中国で「露店」が急速に注目され始めている。新型コロナの影響で、倒産や失業が相次いだのに対し、手軽に始めて収入を得られるためだ。
しかし、これまで取り締まりの対象だった露店を一転して持ち上げる中国政府の姿勢に、現地では戸惑いや怒りの声が上がっている。
■怒号ともに排除に来る
山東省の小さな街に、李克強(り・こくきょう)首相が現れた。地元料理を提供する露店に立ち寄ると「露店経済は働き口の確保に重要だ。中国が生き残る道だ」と語った。
露店商売を中国政府が正式に認め、各地に推奨するパフォーマンスとみられる。
前兆はその前からあった。北京紙・新京報によると、四川省・成都では3月に公道に露店を出すことを許可。およそ2カ月で10万人の雇用につながったという。

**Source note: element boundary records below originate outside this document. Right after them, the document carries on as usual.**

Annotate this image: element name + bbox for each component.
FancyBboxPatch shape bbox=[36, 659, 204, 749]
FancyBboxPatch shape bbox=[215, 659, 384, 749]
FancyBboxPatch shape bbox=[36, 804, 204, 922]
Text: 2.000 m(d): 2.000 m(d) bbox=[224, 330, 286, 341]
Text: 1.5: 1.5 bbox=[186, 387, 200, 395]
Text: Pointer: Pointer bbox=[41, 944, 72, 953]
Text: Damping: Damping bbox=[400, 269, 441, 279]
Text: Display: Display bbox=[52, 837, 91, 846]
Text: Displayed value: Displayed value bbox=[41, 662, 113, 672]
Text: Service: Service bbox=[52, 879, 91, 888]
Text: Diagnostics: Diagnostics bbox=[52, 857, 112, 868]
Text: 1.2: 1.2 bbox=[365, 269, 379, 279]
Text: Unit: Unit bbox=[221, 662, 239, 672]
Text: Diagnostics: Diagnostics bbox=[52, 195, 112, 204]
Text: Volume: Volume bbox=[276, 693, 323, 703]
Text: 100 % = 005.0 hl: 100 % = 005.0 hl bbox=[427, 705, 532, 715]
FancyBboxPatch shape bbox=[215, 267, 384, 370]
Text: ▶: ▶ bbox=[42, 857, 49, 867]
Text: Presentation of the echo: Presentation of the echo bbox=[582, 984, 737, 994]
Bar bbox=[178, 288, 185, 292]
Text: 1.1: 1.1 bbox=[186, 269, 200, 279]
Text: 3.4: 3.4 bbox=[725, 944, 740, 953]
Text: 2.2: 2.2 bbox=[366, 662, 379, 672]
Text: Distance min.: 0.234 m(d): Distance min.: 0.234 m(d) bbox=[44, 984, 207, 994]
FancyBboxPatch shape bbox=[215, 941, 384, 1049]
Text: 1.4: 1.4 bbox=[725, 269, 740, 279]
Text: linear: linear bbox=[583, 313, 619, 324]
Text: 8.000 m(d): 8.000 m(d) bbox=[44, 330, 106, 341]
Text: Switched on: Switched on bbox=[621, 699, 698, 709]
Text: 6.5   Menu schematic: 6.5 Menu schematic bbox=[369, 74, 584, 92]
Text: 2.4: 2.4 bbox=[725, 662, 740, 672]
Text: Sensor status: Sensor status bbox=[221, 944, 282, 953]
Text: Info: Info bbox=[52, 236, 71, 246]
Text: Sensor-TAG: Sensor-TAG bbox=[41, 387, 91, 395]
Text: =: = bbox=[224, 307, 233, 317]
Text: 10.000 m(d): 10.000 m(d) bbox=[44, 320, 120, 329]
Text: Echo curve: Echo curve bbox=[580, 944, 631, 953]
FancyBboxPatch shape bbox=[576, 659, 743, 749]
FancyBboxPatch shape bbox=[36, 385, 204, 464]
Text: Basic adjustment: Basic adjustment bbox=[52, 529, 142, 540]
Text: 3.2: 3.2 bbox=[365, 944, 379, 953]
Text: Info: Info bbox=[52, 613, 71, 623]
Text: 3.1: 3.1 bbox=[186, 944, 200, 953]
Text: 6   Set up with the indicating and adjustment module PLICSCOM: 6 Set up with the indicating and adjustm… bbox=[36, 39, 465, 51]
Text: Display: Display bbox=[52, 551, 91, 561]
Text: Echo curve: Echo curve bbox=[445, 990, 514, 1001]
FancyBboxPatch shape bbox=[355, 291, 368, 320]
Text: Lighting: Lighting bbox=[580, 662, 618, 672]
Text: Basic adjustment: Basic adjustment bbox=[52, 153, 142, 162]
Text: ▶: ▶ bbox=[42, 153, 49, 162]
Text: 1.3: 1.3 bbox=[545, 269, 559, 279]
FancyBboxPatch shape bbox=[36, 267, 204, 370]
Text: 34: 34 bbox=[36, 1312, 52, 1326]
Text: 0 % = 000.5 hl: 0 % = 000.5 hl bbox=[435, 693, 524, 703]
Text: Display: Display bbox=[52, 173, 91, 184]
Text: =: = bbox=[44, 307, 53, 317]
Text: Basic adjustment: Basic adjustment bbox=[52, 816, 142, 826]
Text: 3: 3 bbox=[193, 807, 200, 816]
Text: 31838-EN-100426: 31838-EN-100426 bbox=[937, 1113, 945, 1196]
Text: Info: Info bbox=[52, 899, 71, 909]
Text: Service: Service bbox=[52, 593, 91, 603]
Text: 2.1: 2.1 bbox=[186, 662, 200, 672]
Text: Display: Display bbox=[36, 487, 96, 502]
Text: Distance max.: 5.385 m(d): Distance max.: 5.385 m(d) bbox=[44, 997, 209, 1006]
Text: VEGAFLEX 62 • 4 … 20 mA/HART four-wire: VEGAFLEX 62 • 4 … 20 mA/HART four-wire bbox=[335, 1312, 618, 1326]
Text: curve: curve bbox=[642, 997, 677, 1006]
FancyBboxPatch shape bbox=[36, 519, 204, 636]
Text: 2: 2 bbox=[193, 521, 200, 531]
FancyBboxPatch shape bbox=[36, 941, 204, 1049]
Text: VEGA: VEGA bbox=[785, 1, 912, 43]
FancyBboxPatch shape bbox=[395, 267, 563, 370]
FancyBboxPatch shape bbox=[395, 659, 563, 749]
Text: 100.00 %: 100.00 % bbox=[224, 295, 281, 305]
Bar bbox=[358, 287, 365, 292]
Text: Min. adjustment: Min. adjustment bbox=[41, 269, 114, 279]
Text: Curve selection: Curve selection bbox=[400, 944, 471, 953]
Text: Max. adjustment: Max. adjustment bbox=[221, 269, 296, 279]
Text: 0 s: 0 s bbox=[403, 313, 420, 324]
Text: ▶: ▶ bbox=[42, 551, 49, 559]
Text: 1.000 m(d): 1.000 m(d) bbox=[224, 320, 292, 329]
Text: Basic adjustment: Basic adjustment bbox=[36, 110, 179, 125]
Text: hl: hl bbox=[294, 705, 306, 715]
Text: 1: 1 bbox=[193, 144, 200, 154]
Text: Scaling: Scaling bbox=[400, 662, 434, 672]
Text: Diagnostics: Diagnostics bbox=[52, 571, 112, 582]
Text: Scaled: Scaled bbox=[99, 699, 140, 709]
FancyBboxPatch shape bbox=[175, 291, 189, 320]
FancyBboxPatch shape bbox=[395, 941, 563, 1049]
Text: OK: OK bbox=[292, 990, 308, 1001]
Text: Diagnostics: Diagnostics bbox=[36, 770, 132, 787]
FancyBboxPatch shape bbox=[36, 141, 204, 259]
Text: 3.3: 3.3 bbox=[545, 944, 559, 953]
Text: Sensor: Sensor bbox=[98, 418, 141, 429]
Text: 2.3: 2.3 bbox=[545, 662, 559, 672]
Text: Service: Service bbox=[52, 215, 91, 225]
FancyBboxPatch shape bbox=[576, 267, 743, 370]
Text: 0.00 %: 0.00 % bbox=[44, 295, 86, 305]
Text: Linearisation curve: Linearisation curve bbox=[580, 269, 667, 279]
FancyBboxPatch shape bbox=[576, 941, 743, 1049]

中国の露店は種類も豊富だ。現地でよく食べられるザリガニや、羊肉の串焼きなども人気だ。
筆者は9年ほど前上海で暮らしていたが、チャーハンや果物、それに正体のよくわからない肉の揚げ物の露店をよく利用していた。当時はお金に余裕がない学生で、3元(当時のレートで36円ほど)で腹を満たせる存在は貴重だった。
しかし、露店は街の景観を損なうなどとして取り締まりの対象だった。
筆者がよく使っていた露店も、現地の「城管(都市を管理する組織)」に手荒く追っ払われていた。当時の上海は夜の9時ごろに城管がパトロールを終えるという噂があり、露店は決まって9時半に出店していた。
だが、城管側も時々時間を遅らせてパトロールをし、怒号とともに、パトロール用の車両を露店に突っ込ませるくらいの勢いで排除に来たのをよく覚えている。城管の手荒いやり方には、反感を持つ人も多かった。
■「何が“露店凄い”だ」
この政府の号令に乗っかろうとする人も多い。現地の経済メディアによると、露店に使える販売スペース付きの車両を販売するメーカーは、株価が急激に上昇している。「露店経済」という言葉も誕生し、SNSを賑わせるようになった。
一方で困惑するネットユーザーもいる。露店経済の盛り上がりを伝えるニュースのコメント欄には「数年前なら城管が来たぞ!と叫んでいたのに」「こんなに一気に増えて衛生面は平気なのか。危険なら開放しないほうがマシ」などとの声が上がる。
実際、中国政府が急に“手のひら返し”をした背景には、新型コロナの影響で倒産や失業が相次いだことがあるとみられる。露店は初期費用が比較的安く済み、成都のように雇用が生まれると期待されるからだ。
しかし、波に乗る人がいる一方で、冷たい視線を投げる人もいる。あるネットユーザーは「何が“露店が凄い”だ。一種の後退であり妥協だろう。店舗の賃料がこんなにも高いから露店を開かざるを得ないだけだ。根本的な解決にはならない」と批判している。